Lebih jauh, riset yang diselenggarakan oleh Inventure dengan melibatkan 450 total responden juga mengungkap lebih dalam tentang kelas menengah yang mengalami penurunan daya beli ini. Dari angka 49% tadi, ternyata terbagi ke dalam dua kelompok yaitu kelompok aspiring middle class dan middle class. 

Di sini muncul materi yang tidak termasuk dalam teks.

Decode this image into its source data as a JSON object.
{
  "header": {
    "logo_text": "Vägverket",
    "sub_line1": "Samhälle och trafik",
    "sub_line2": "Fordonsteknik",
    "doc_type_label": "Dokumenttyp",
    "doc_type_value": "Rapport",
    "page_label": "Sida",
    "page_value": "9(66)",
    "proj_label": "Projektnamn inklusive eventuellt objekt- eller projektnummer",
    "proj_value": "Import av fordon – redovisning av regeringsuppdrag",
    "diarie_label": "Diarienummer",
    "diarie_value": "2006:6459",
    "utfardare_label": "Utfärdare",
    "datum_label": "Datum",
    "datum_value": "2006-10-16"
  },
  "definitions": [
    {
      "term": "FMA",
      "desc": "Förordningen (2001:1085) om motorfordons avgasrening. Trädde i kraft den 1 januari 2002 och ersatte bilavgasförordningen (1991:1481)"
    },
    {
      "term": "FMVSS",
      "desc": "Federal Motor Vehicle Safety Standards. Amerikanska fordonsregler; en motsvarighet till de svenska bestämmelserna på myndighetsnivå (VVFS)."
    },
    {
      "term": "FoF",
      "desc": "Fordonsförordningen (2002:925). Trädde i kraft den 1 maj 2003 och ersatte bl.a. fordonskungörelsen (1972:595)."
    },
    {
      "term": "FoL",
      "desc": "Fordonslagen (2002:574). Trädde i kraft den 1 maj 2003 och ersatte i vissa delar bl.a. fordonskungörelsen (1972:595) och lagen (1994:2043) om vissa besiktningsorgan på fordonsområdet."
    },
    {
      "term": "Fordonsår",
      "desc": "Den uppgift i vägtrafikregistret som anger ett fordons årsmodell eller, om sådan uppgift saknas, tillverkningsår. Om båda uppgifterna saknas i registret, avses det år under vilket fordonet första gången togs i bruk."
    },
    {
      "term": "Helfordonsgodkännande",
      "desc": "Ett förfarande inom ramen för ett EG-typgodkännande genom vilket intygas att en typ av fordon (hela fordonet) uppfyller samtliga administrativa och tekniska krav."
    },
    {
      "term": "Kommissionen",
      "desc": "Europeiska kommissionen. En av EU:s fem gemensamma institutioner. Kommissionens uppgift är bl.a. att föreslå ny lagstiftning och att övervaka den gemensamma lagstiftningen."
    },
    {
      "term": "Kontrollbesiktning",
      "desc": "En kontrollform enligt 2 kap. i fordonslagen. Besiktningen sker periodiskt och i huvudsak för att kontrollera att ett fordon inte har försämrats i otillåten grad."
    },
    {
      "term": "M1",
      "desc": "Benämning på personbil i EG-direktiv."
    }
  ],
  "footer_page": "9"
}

Sebanyak 67% responden dari kelompok aspiring middle class ini melaporkan bahwa daya beli mereka menurun, sedangkan untuk middle class hanya 47%. Artinya, aspiring middle class (kelas menengah bawah) adalah kelompok yang paling rentan terhadap penurunan daya beli dibanding kelas middle class. Ini menunjukkan bahwa tekanan ekonomi saat ini lebih dirasakan oleh kelompok aspiring middle class dibandingkan dengan kelas middle class.

Mereka merasa, tiga faktor utama yang membuat daya beli mereka turun adalah kenaikan harga kebutuhan pokok (85%), mahalnya biaya pendidikan dan kesehatan (52%), serta pendapatan yang stagnan (45%).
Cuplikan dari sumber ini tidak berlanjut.